In middle school, we had a short unit on BASIC programming, by now on the Apple IIGS. By this time it was the late 1990's, and I'd started teaching myself QBASIC on our home PC; the computers we were using in school were around seven years old by this point.

In high school, I took a semester of computer science as a freshman and a year of "AP Computer Science" as a sophomore. This was largely just indoctrination into OOP. The entire course consisted of writing completely trivial C++ programs which would consist of several objects, none of whose member functions exceeded one or two lines. Nobody really enjoyed the course or learned much of anything, but we were pretty much bound to the AP curriculum so there wasn't much that could be done.

Had I my druthers, I'd design a computer science program for schoolkids by focusing more on the sort of stuff I did as a little kid, which was really conceptually much deeper and certainly a lot more fun.

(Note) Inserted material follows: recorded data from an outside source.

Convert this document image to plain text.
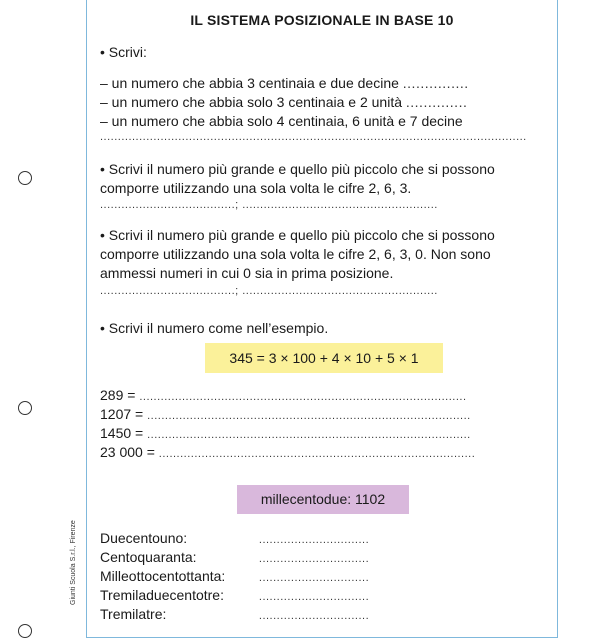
Giunti Scuola S.r.l., Firenze
IL SISTEMA POSIZIONALE IN BASE 10
• Scrivi:
– un numero che abbia 3 centinaia e due decine ...............
– un numero che abbia solo 3 centinaia e 2 unità ..............
– un numero che abbia solo 4 centinaia, 6 unità e 7 decine
........................................................................................................................
• Scrivi il numero più grande e quello più piccolo che si possono comporre utilizzando una sola volta le cifre 2, 6, 3.
......................................; .......................................................
• Scrivi il numero più grande e quello più piccolo che si possono comporre utilizzando una sola volta le cifre 2, 6, 3, 0. Non sono ammessi numeri in cui 0 sia in prima posizione.
......................................; .......................................................
• Scrivi il numero come nell’esempio.
345 = 3 × 100 + 4 × 10 + 5 × 1
289 = ............................................................................................
1207 = ...........................................................................................
1450 = ...........................................................................................
23 000 = .........................................................................................
millecentodue: 1102
Duecentouno:	...............................
Centoquaranta:	...............................
Milleottocentottanta:	...............................
Tremiladuecentotre:	...............................
Tremilatre:	...............................
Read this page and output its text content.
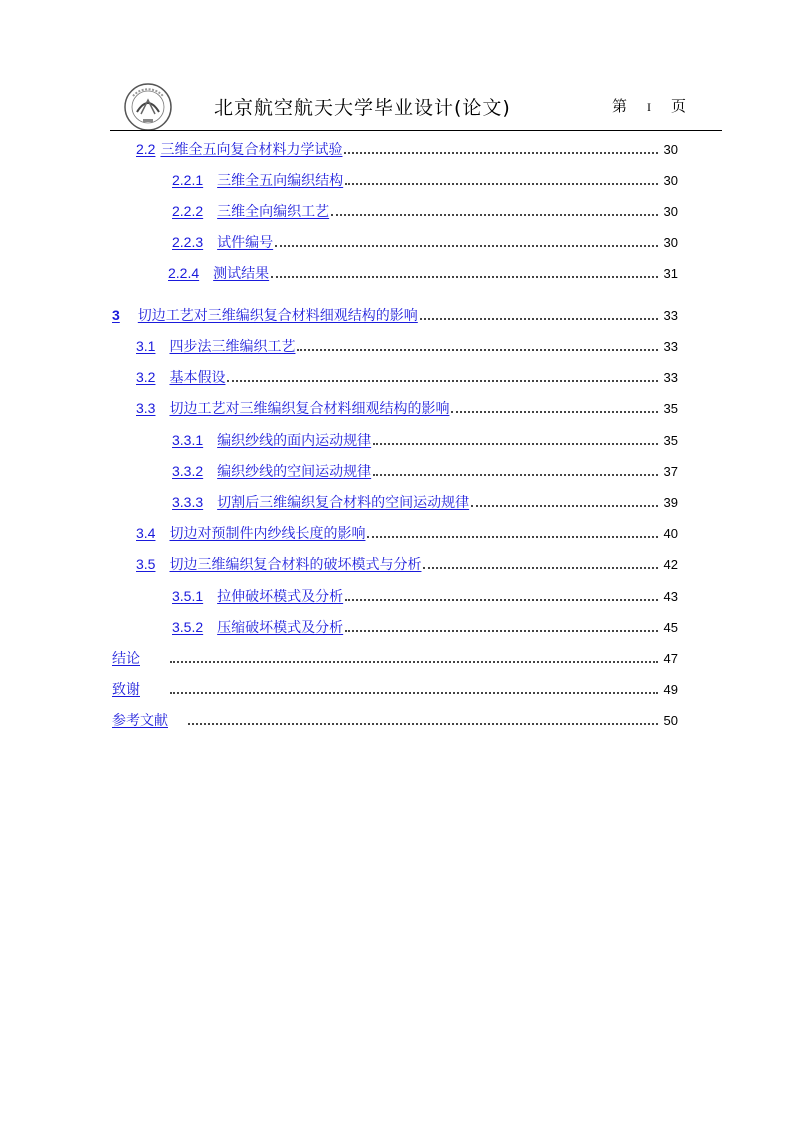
北京航空航天大学毕业设计(论文)	第 I 页
2.2 三维全五向复合材料力学试验	30
2.2.1 三维全五向编织结构	30
2.2.2 三维全向编织工艺	30
2.2.3 试件编号	30
2.2.4 测试结果	31
3 切边工艺对三维编织复合材料细观结构的影响	33
3.1 四步法三维编织工艺	33
3.2 基本假设	33
3.3 切边工艺对三维编织复合材料细观结构的影响	35
3.3.1 编织纱线的面内运动规律	35
3.3.2 编织纱线的空间运动规律	37
3.3.3 切割后三维编织复合材料的空间运动规律	39
3.4 切边对预制件内纱线长度的影响	40
3.5 切边三维编织复合材料的破坏模式与分析	42
3.5.1 拉伸破坏模式及分析	43
3.5.2 压缩破坏模式及分析	45
结论	47
致谢	49
参考文献	50
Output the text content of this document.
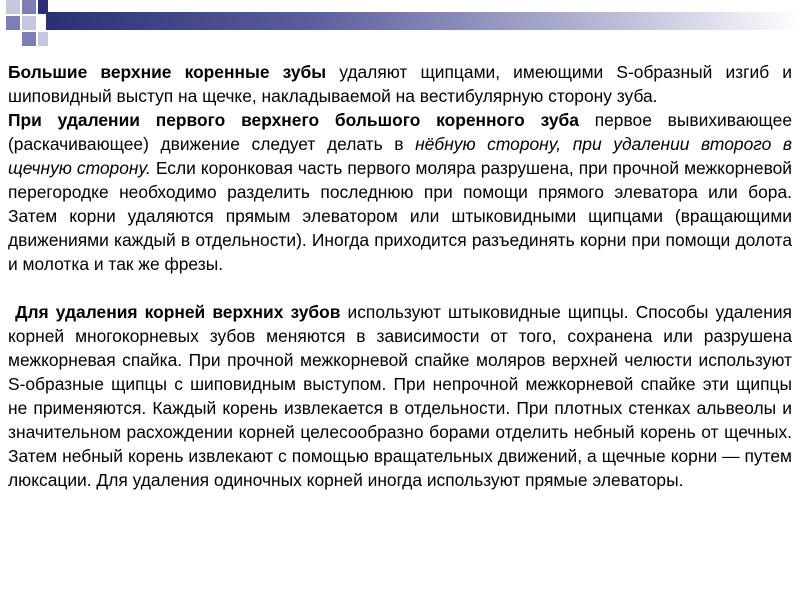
Большие верхние коренные зубы удаляют щипцами, имеющими S-образный изгиб и шиповидный выступ на щечке, накладываемой на вестибулярную сторону зуба.

При удалении первого верхнего большого коренного зуба первое вывихивающее (раскачивающее) движение следует делать в нёбную сторону, при удалении второго в щечную сторону. Если коронковая часть первого моляра разрушена, при прочной межкорневой перегородке необходимо разделить последнюю при помощи прямого элеватора или бора. Затем корни удаляются прямым элеватором или штыковидными щипцами (вращающими движениями каждый в отдельности). Иногда приходится разъединять корни при помощи долота и молотка и так же фрезы.

Для удаления корней верхних зубов используют штыковидные щипцы. Способы удаления корней многокорневых зубов меняются в зависимости от того, сохранена или разрушена межкорневая спайка. При прочной межкорневой спайке моляров верхней челюсти используют S-образные щипцы с шиповидным выступом. При непрочной межкорневой спайке эти щипцы не применяются. Каждый корень извлекается в отдельности. При плотных стенках альвеолы и значительном расхождении корней целесообразно борами отделить небный корень от щечных. Затем небный корень извлекают с помощью вращательных движений, а щечные корни — путем люксации. Для удаления одиночных корней иногда используют прямые элеваторы.
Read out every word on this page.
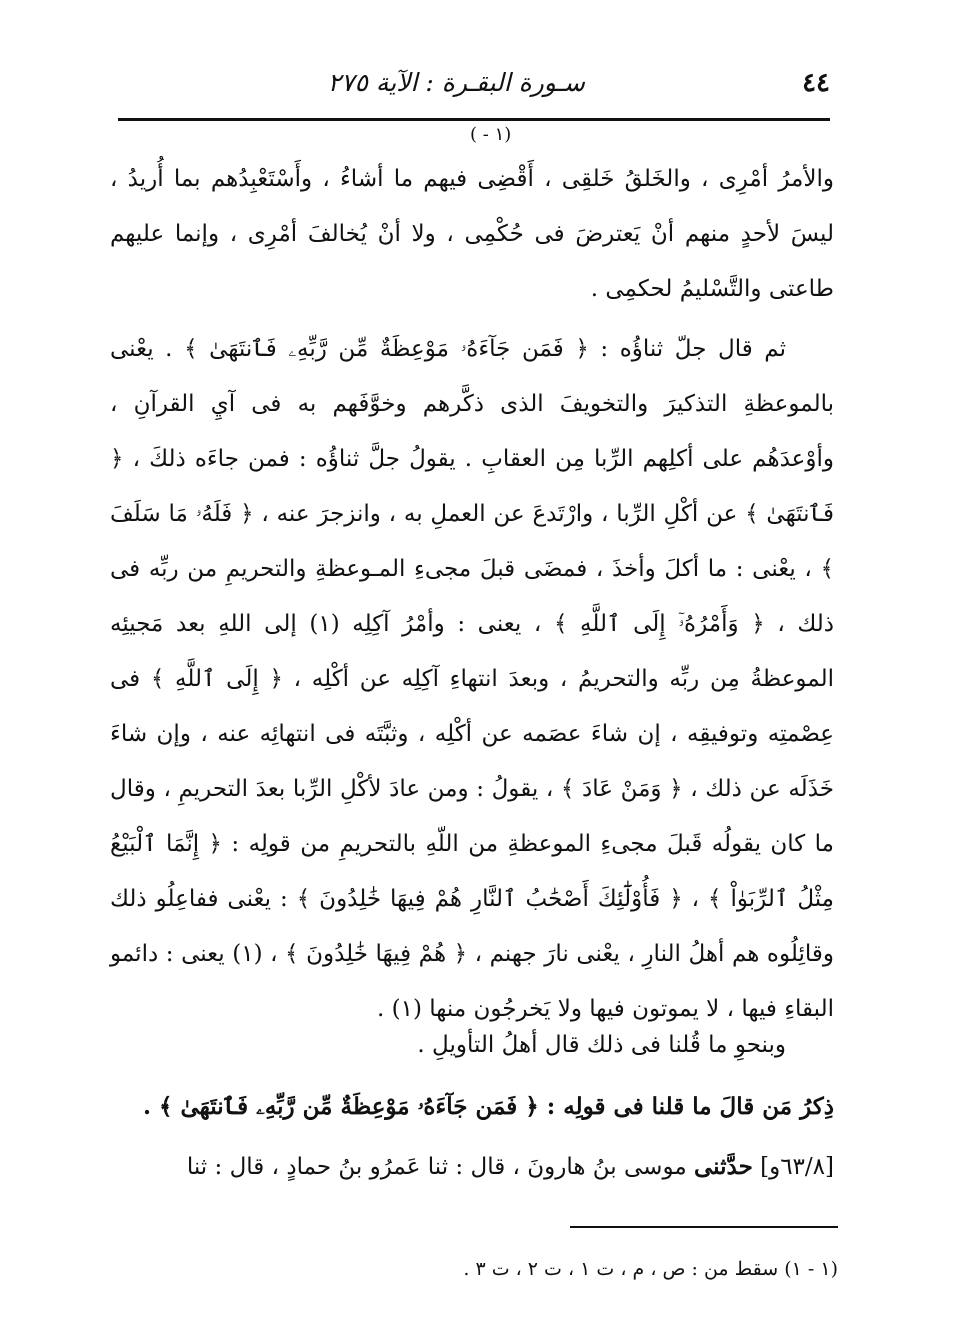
٤٤
سـورة البقـرة : الآية ٢٧٥
( - ١)

والأمرُ أمْرِى ، والخَلقُ خَلقِى ، أَقْضِى فيهم ما أشاءُ ، وأَسْتَعْبِدُهم بما أُريدُ ، ليسَ لأحدٍ منهم أنْ يَعترضَ فى حُكْمِى ، ولا أنْ يُخالفَ أمْرِى ، وإنما عليهم طاعتى والتَّسْليمُ لحكمِى .

ثم قال جلّ ثناؤُه : ﴿ فَمَن جَآءَهُۥ مَوْعِظَةٌ مِّن رَّبِّهِۦ فَٱنتَهَىٰ ﴾ . يعْنى بالموعظةِ التذكيرَ والتخويفَ الذى ذكَّرهم وخوَّفَهم به فى آيِ القرآنِ ، وأوْعدَهُم على أكلِهم الرِّبا مِن العقابِ . يقولُ جلَّ ثناؤُه : فمن جاءَه ذلكَ ، ﴿ فَٱنتَهَىٰ ﴾ عن أكْلِ الرِّبا ، وارْتَدعَ عن العملِ به ، وانزجرَ عنه ، ﴿ فَلَهُۥ مَا سَلَفَ ﴾ ، يعْنى : ما أكلَ وأخذَ ، فمضَى قبلَ مجىءِ المـوعظةِ والتحريمِ من ربِّه فى ذلك ، ﴿ وَأَمْرُهُۥٓ إِلَى ٱللَّهِ ﴾ ، يعنى : وأمْرُ آكِلِه (١) إلى اللهِ بعد مَجيئِه الموعظةُ مِن ربِّه والتحريمُ ، وبعدَ انتهاءِ آكِلِه عن أكْلِه ، ﴿ إِلَى ٱللَّهِ ﴾ فى عِصْمتِه وتوفيقِه ، إن شاءَ عصَمه عن أكْلِه ، وثبَّتَه فى انتهائِه عنه ، وإن شاءَ خَذَلَه عن ذلك ، ﴿ وَمَنْ عَادَ ﴾ ، يقولُ : ومن عادَ لأكْلِ الرِّبا بعدَ التحريمِ ، وقال ما كان يقولُه قَبلَ مجىءِ الموعظةِ من اللّهِ بالتحريمِ من قولِه : ﴿ إِنَّمَا ٱلْبَيْعُ مِثْلُ ٱلرِّبَوٰاْ ﴾ ، ﴿ فَأُوْلَٰٓئِكَ أَصْحَٰبُ ٱلنَّارِ هُمْ فِيهَا خَٰلِدُونَ ﴾ : يعْنى ففاعِلُو ذلك وقائِلُوه هم أهلُ النارِ ، يعْنى نارَ جهنم ، ﴿ هُمْ فِيهَا خَٰلِدُونَ ﴾ ، (١) يعنى : دائمو البقاءِ فيها ، لا يموتون فيها ولا يَخرجُون منها (١) .

وبنحوِ ما قُلنا فى ذلك قال أهلُ التأويلِ .

ذِكرُ مَن قالَ ما قلنا فى قولِه : ﴿ فَمَن جَآءَهُۥ مَوْعِظَةٌ مِّن رَّبِّهِۦ فَٱنتَهَىٰ ﴾ .

[٦٣/٨و] حدَّثنى موسى بنُ هارونَ ، قال : ثنا عَمرُو بنُ حمادٍ ، قال : ثنا

(١ - ١) سقط من : ص ، م ، ت ١ ، ت ٢ ، ت ٣ .
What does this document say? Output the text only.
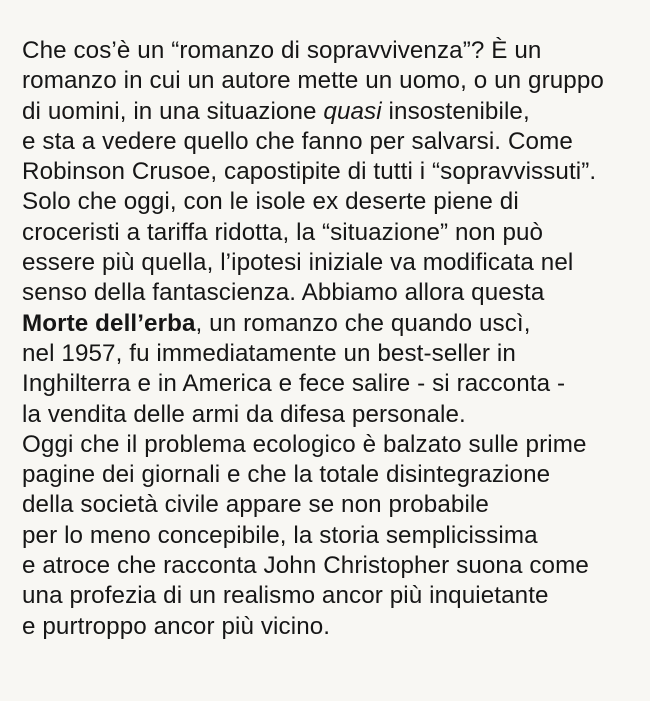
Che cos’è un “romanzo di sopravvivenza”? È un
romanzo in cui un autore mette un uomo, o un gruppo
di uomini, in una situazione quasi insostenibile,
e sta a vedere quello che fanno per salvarsi. Come
Robinson Crusoe, capostipite di tutti i “sopravvissuti”.
Solo che oggi, con le isole ex deserte piene di
croceristi a tariffa ridotta, la “situazione” non può
essere più quella, l’ipotesi iniziale va modificata nel
senso della fantascienza. Abbiamo allora questa
Morte dell’erba, un romanzo che quando uscì,
nel 1957, fu immediatamente un best-seller in
Inghilterra e in America e fece salire - si racconta -
la vendita delle armi da difesa personale.
Oggi che il problema ecologico è balzato sulle prime
pagine dei giornali e che la totale disintegrazione
della società civile appare se non probabile
per lo meno concepibile, la storia semplicissima
e atroce che racconta John Christopher suona come
una profezia di un realismo ancor più inquietante
e purtroppo ancor più vicino.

Comment Re:NSA (Score 1) 416

You *definitely* don't need a PhD to work as a mathematician at the NSA, nor do you need a specific background in cryptography. If you failed abstract algebra in college you're probably not getting a job there, but my understanding is that it's not that difficult to get in so long as you're qualified, a citizen, and can pass a background check. The NSA is the single largest employer of mathematicians in the world -- they're certainly not just hiring the extreme elites.

Comment Re:The Department of Redundancy Department (Score 1) 628

Unless things have drastically changed since (recently) I went to Caltech, math is its own department -- part of the division of physics, math, and astronomy -- and CS is its own department as well -- part of the division of engineering and applied sciences. There's also an applied/computational math under the E&AS umbrella, but that's not anything like either math or CS.